Beef Bourguignon (Serves 4-6)
2 – 3 lb English Boneless Shoulder Roast (about 1/2 lb per person)
2 Tbsp vegetable oil
salt and pepper
1 cup finely chopped onion
1 T finely chopped garlic
1 large carrot, cut in coins
1 Tbsp flour
3/4 bottle of red wine (treat yourself to the rest while you cook!)
1/4 cup good quality beef stock or prepared demi glaze)
2 bay leaves
3 sprigs fresh thyme
1/2 of a 16 oz. bag frozen pearl onions, thawed
20 cremini mushrooms, cut in fourths
3-4 carrots, coined
3 slices of bacon cut in lardons (1/2 in thick pieces)
dash of sugar
fresh parsley, chopped
Cut the meat into 1 inch pieces (do not cut the fat off — you can skim it off later).

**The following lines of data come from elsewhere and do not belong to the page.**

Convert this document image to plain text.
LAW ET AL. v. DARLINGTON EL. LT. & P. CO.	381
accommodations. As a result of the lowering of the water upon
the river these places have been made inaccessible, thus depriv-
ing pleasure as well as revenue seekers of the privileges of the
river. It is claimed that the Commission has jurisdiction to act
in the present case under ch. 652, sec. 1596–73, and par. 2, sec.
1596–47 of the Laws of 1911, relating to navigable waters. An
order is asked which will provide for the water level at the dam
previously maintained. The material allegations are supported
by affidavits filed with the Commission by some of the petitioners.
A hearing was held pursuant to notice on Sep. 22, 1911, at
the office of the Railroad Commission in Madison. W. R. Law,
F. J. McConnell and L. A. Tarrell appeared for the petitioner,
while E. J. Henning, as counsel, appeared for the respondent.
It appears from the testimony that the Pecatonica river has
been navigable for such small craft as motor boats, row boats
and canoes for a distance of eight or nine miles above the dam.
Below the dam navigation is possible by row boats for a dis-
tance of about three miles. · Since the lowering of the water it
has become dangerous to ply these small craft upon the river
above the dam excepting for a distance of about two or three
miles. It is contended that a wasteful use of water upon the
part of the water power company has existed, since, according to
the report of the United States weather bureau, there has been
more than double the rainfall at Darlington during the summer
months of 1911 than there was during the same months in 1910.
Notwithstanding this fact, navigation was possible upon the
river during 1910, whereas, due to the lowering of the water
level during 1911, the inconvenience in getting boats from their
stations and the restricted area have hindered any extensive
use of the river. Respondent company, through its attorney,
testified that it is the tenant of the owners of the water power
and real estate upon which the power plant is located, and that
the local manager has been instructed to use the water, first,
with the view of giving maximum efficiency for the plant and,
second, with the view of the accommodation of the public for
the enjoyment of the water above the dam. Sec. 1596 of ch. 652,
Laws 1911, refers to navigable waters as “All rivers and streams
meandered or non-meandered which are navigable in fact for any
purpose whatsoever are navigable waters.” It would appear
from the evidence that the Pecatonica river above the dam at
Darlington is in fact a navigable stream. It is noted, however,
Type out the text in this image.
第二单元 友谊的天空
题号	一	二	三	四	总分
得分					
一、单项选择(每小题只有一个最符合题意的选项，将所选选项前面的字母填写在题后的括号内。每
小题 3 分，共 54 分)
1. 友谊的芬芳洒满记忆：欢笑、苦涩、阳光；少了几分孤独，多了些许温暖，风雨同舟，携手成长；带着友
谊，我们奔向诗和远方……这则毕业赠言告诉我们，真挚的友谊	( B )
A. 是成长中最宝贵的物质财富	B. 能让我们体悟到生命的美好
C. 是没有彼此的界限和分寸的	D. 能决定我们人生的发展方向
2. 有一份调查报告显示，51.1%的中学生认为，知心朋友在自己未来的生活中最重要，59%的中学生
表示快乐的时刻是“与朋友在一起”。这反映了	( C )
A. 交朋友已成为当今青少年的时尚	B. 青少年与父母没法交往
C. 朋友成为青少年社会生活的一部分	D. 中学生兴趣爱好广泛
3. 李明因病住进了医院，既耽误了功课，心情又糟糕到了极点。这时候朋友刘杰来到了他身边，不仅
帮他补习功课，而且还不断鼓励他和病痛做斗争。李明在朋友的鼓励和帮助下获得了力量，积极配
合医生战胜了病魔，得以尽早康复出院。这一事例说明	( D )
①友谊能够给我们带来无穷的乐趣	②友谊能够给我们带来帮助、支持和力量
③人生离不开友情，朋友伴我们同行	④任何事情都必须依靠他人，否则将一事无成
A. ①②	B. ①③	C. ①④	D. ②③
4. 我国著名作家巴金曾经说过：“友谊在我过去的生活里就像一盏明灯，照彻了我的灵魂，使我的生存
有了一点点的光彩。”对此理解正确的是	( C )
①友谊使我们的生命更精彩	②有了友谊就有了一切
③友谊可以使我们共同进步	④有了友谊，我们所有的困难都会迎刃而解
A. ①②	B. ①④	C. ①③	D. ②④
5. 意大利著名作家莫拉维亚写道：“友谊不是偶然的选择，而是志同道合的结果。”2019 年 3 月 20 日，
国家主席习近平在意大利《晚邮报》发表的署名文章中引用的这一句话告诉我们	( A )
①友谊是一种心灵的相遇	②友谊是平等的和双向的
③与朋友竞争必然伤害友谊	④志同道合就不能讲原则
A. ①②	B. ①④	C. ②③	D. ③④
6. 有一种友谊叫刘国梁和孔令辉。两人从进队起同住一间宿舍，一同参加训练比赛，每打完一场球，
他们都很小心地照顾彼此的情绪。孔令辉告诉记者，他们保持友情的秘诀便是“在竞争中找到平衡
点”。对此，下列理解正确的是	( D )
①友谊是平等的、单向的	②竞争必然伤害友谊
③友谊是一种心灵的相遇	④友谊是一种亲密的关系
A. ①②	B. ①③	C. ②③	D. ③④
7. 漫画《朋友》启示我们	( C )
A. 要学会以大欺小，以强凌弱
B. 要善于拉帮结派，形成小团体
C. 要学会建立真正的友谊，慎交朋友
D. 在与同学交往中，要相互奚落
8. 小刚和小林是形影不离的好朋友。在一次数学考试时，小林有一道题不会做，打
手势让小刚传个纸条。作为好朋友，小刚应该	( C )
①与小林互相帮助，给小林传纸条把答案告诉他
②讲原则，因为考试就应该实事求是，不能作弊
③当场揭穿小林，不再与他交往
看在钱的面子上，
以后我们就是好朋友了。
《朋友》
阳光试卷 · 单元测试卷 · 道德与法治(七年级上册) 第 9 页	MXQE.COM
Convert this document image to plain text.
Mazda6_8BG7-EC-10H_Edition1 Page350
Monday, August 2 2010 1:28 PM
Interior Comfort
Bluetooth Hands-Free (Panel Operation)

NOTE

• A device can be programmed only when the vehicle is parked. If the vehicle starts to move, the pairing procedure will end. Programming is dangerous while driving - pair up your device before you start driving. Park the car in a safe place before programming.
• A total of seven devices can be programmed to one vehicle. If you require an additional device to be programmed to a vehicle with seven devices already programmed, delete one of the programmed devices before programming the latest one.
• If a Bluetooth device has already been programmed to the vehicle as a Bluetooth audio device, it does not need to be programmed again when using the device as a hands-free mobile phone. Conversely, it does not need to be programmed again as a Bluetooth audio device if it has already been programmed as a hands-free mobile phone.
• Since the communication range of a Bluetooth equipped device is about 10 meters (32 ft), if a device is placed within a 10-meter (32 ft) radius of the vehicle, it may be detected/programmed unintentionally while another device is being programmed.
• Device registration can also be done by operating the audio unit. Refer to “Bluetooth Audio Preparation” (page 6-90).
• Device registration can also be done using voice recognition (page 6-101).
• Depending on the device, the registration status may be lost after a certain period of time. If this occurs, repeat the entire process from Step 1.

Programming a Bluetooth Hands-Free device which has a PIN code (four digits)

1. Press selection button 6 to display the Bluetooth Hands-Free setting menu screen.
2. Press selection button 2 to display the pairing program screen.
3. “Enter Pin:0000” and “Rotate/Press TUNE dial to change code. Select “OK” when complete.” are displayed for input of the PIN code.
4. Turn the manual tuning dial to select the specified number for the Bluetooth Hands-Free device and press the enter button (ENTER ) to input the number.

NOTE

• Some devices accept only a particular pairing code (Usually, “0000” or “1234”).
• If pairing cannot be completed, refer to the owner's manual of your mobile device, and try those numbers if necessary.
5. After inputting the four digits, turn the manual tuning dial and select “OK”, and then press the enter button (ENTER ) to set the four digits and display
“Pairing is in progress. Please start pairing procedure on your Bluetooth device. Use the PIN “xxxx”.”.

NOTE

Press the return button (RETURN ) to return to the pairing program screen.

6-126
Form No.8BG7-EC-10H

Season meat with kosher salt and fresh ground pepper. Preheat oven to 350 degrees. In large cast iron enamel pot heat 2 Tbsp vegetable oil. When oil is hot enough, arrange the meat in one layer in the pot, without crowding; brown the meat on all sides (this can take up to 8 minutes or so). Repeat, in batches, with the rest of the meat. When all meat is browned and removed from the pot, deglaze the pot with a little brandy or red wine scraping on the browned bits. Add onion, garlic and carrot and cook over moderate heat for 5 minutes, stirring occasionally. Add flour and mix in well so that the flour doesn’t form lumps. Stir in the red wine and beef broth. Add bay leaves, fresh thyme, salt and pepper and bring to a boil. Put meat back into pot (the liquid should cover the meat — if not, add a little more red wine). Stir well and cover with lid. Place the pot in the oven and continue to cook for about 1 1/2 hours; the meat should be soft and tender and the liquid properly reduced. [This recipe can be prepared to this point up to a day ahead — when I last cooked this recipe, I made this part in the morning, refrigerated it and then finished the garnitures in the evening just prior to dinner while I reheated the beef].
For the garnitures, thaw the pearl onions, wash and quarter the mushrooms, peel and slice the carrots. It may take a few pans, but it’s worth it to cook these vegetables separately so they maintain their own beautiful color and flavor. Cut the bacon into lardons and pan fry; set aside. Cook the carrots in a pot of well salted boiling water until tender, about 10 minutes. In sauté pan, cook the pearl onions with a pat of butter and a pinch of sugar to caramelize. Remove. In same sauté pan, cook the mushrooms in a pat of butter. When each of these items is finished you can add them to the same large bowl.
Serve a helping of the beef with sauce over rice, potatoes or *noodles (recipe for Homemade Egg Noodles coming soon on The Common Plate) and top with a spoonful of the mixed garnitures (bacon, pearl onions, carrots and mushrooms) and top with fresh parsley.